To sequence the Denisova sample, the team is using a DNA repair method that they published earlier in the year in Nucleic Acids Research. The main degradation problem is that cytosine turns to uracil, which is then read as thymine, Pääbo said. With their method, uracil is removed by the enzyme uracil-DNA-glycosylase while another enzyme cuts the DNA at that site before it is sealed by DNA polymerase.
That same problem has plagued others working with ancient DNA. Hofreiter has capitalized on the random nature of the cytosine transformations to determine the correct sequence. "If we analyze three independent molecules, one may be damaged in position five, the other one in position 23, and the other one, say, at position 57, but very rarely the case that all three are damaged in the same position," Hofreiter says. "If you replicate things, you can get a correct consensus." He adds that three replicates were initially preferred, but now only two are necessary.
On the protein side of the spectrum, coming to a consensus can be difficult. NC State's Schweitzer and her colleagues reported in 2007 that they had recovered peptides from Tyrannosaurus rex remains — a finding that was met with skepticism, as many researchers say proteins cannot persist that long. The University of York's Matthew Collins and others, including MSU's Ostrom, wrote in a technical comment to Science that this work did not meet authenticity criteria.
For Schweitzer's more recent study of collagen from the hadrosaur B. candensis, her team kept the skeleton entombed in sandstone to protect it from contaminants.
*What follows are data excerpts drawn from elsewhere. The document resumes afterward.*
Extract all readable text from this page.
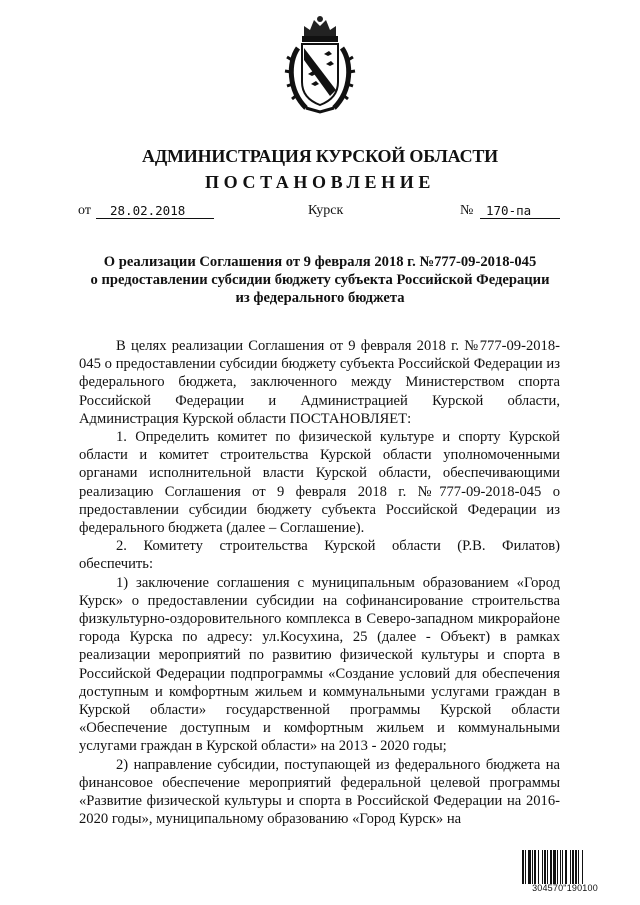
АДМИНИСТРАЦИЯ КУРСКОЙ ОБЛАСТИ
ПОСТАНОВЛЕНИЕ
от	28.02.2018	Курск	№	170-па
О реализации Соглашения от 9 февраля 2018 г. №777-09-2018-045
о предоставлении субсидии бюджету субъекта Российской Федерации
из федерального бюджета

В целях реализации Соглашения от 9 февраля 2018 г. №777-09-2018-045 о предоставлении субсидии бюджету субъекта Российской Федерации из федерального бюджета, заключенного между Министерством спорта Российской Федерации и Администрацией Курской области, Администрация Курской области ПОСТАНОВЛЯЕТ:

1. Определить комитет по физической культуре и спорту Курской области и комитет строительства Курской области уполномоченными органами исполнительной власти Курской области, обеспечивающими реализацию Соглашения от 9 февраля 2018 г. №777-09-2018-045 о предоставлении субсидии бюджету субъекта Российской Федерации из федерального бюджета (далее – Соглашение).

2. Комитету строительства Курской области (Р.В. Филатов) обеспечить:

1) заключение соглашения с муниципальным образованием «Город Курск» о предоставлении субсидии на софинансирование строительства физкультурно-оздоровительного комплекса в Северо-западном микрорайоне города Курска по адресу: ул.Косухина, 25 (далее - Объект) в рамках реализации мероприятий по развитию физической культуры и спорта в Российской Федерации подпрограммы «Создание условий для обеспечения доступным и комфортным жильем и коммунальными услугами граждан в Курской области» государственной программы Курской области «Обеспечение доступным и комфортным жильем и коммунальными услугами граждан в Курской области» на 2013 - 2020 годы;

2) направление субсидии, поступающей из федерального бюджета на финансовое обеспечение мероприятий федеральной целевой программы «Развитие физической культуры и спорта в Российской Федерации на 2016-2020 годы», муниципальному образованию «Город Курск» на

304570"190100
From their antibody and mass spec analysis, they reported in Science that they identified collagen, particularly amino acid repeats that are specific to collagen, that were localized to the B. candensis tissue. Their collagen sequence placed the hadrosaur into the dinosaur-bird clade and they predicted that B. candensis is more closely related to birds than to alligators.
In her studies, Ostrom focuses on the protein osteocalcin. This protein is predominantly found in vertebrates, and not in contaminating bacteria or fungi. "You wipe all those contaminants out of there," she says. "The idea is, if you end up having a molecular ion that looks like osteocalcin, it probably can't be anything else." Her team has been able to determine the sequence of osteocalcin from a 42,000-year-old horse and from a 21,000-year-old extinct camelid, as they reported in Geochimica et Cosmochimica Acta in 2006 and 2007, respectively.
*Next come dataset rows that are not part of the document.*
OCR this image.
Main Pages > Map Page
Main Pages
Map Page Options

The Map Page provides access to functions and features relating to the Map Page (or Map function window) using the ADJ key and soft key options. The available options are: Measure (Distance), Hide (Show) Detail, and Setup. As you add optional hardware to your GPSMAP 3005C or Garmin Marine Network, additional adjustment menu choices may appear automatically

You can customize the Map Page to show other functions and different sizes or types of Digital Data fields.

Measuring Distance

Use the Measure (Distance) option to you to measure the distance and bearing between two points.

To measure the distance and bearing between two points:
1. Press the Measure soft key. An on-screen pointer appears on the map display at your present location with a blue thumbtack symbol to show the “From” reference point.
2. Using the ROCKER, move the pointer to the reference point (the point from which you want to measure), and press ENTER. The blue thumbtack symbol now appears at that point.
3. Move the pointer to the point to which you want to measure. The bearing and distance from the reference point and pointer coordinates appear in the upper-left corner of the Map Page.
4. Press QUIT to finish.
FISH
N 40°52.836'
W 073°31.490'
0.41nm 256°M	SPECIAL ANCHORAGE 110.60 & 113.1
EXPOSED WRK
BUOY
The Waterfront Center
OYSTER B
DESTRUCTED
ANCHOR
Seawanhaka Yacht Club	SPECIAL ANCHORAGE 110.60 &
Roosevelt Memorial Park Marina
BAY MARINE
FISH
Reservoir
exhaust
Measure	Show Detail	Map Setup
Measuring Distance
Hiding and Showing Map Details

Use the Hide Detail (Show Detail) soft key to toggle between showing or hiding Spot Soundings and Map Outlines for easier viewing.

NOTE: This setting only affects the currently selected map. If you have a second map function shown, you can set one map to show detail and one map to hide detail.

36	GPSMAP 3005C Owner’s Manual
Ostrom notes that the ancient protein field is hamstrung by incomplete databases. For many ancient proteins of interest, she says that not even the modern protein sequences are in databases.
But since she started in the field, she says it has been helped by "a huge increase in mass resolution" and an increase in sequencing capabilities. "Sensitivity and resolution are just crazy better than they were then," Ostrom says.
"Ancient DNA work has been ongoing for 30 years; a complete sequence of a protein was published by us in 2002. We've had less than a decade and I think that what we've accomplished in less than a decade given that we don't even have the modern databases — I think we've worked really hard and it's been a landslide," Ostrom says. "We're so far behind the DNA folks because we don't have that wealth of information that they do — but we'll catch up."